Saturday, November 8, 2008

5 components of an IT economic model

One of the steps identified in Real Time Enterprise Blog "9 Steps to a Virtual Oriented Utility" was the requirement to create an economic model. As we have been working with many CIO’s, we are finding that the discipline of creating and managing an economic model does not exist or is not understood.

The Economic Model for IT can be thought of as the Business & IT linkage of demand and supply. In particular, it is the interactive dynamics of consumption of IT resources by the business and the fulfillment behavior of processing by IT.


We coach CIO’s and their organizations to relate their service delivery (people, process and technology) as a digital supply chain. This supply chain must adhere and be managed against the IT economic model. Our experience in building a real time infrastructure led us to standardize 5 key components of our operational model to ensure we adhere to our economic model similar to how our business has to. Below outlines the 5 key components:

Demand Management – the continuous identification, documentation, tracking and measuring of day in the life of the business, what they expect, where there are problems today, and understand sensitivities to cost, bottlenecks, and timing constraints. In particular, service contracts defined in natural language that identify users, entitlement, expectations, geography, critical time windows, special business calendar events, and performance defined in terms of user experience.

Supply Management – the continuous identification, documentation and tracking through instrumentation to capture “objective” factual data of which users, using what applications, consume what app, server, network bandwidth, network QoS and storage resources for how long. Ensure you trend this over a period of time to accurately identify peaks, valleys and nominal growth.

Fit for Purpose Policies – It is essential that organizations trying to build a real time infrastructure or at least a more responsive IT platform and operation, incorporate an operating level of policy management of how the IT platform matches supply and demand at runtime. This should include factors of wall clock, trends, and service contract requirements matched optimally against runtime supply management trends. It is this operating level discipline that can radically reduce waste, unnecessary costs, lower capital investment WHILE improving service levels. It is here that most organizations fail to implement, execute or adopt such a granular discipline, instead firms standardize infrastructure from bottom up, use rule of thumb sizing and define service levels in terms of recovery time objectives or availability only.

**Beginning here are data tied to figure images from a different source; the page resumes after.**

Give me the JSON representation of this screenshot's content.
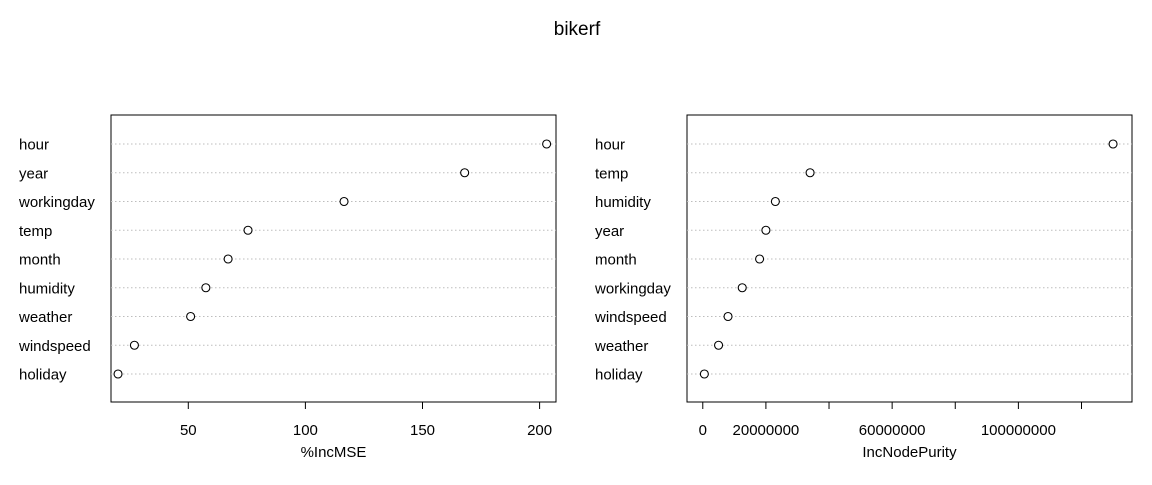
{
  "title": "bikerf",
  "chart_data": [
    {
      "type": "scatter",
      "subtype": "dotchart",
      "xlabel": "%IncMSE",
      "categories": [
        "hour",
        "year",
        "workingday",
        "temp",
        "month",
        "humidity",
        "weather",
        "windspeed",
        "holiday"
      ],
      "values": [
        203,
        168,
        116.5,
        75.5,
        67,
        57.5,
        51,
        27,
        20
      ],
      "xlim": [
        17,
        207
      ],
      "xticks": [
        50,
        100,
        150,
        200
      ],
      "xtick_labels": [
        "50",
        "100",
        "150",
        "200"
      ],
      "grid": "dotted horizontal lines"
    },
    {
      "type": "scatter",
      "subtype": "dotchart",
      "xlabel": "IncNodePurity",
      "categories": [
        "hour",
        "temp",
        "humidity",
        "year",
        "month",
        "workingday",
        "windspeed",
        "weather",
        "holiday"
      ],
      "values": [
        130000000,
        34000000,
        23000000,
        20000000,
        18000000,
        12500000,
        8000000,
        5000000,
        500000
      ],
      "xlim": [
        -5000000,
        136000000
      ],
      "xticks": [
        0,
        20000000,
        40000000,
        60000000,
        80000000,
        100000000,
        120000000
      ],
      "xtick_labels": [
        "0",
        "20000000",
        "",
        "60000000",
        "",
        "100000000",
        ""
      ],
      "grid": "dotted horizontal lines"
    }
  ]
}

Role of ITIL/ITSMF – ITIL 3.0 and the IT Service Management Framework are excellent guides for creating consistent end to end processes related to delivery IT as a service. They are not in themselves the sole answer to resolving IT service problems or quality of delivery. Firms must still resolve issues of alignment and strategy, define sound architectures, implement dynamic infrastructures BEFORE ITIL can have its ultimate impact on end to end process delivery.

Sustaining Transparency - Many IT organizations miss the mark when it comes to meeting and exceeding business expectations due to lack of transparency. The key components outlined above can contribute significantly to creating transparency with the business related to IT delivery of service on their behalf. It is critical that IT organizations institute a discipline of tooling, data capture and reporting procedures that consistently and accurately communicate to the business a complete transparent view of what, how, who related to the consumption of IT by the business and the delivery of service by IT.

We can’t emphasize how important this kind of playbook is instituted by the CIO’s office and executed by the leaders of the IT organization – if they want to enhance the collaboration with the business and become a more strategic and integral part of building the business.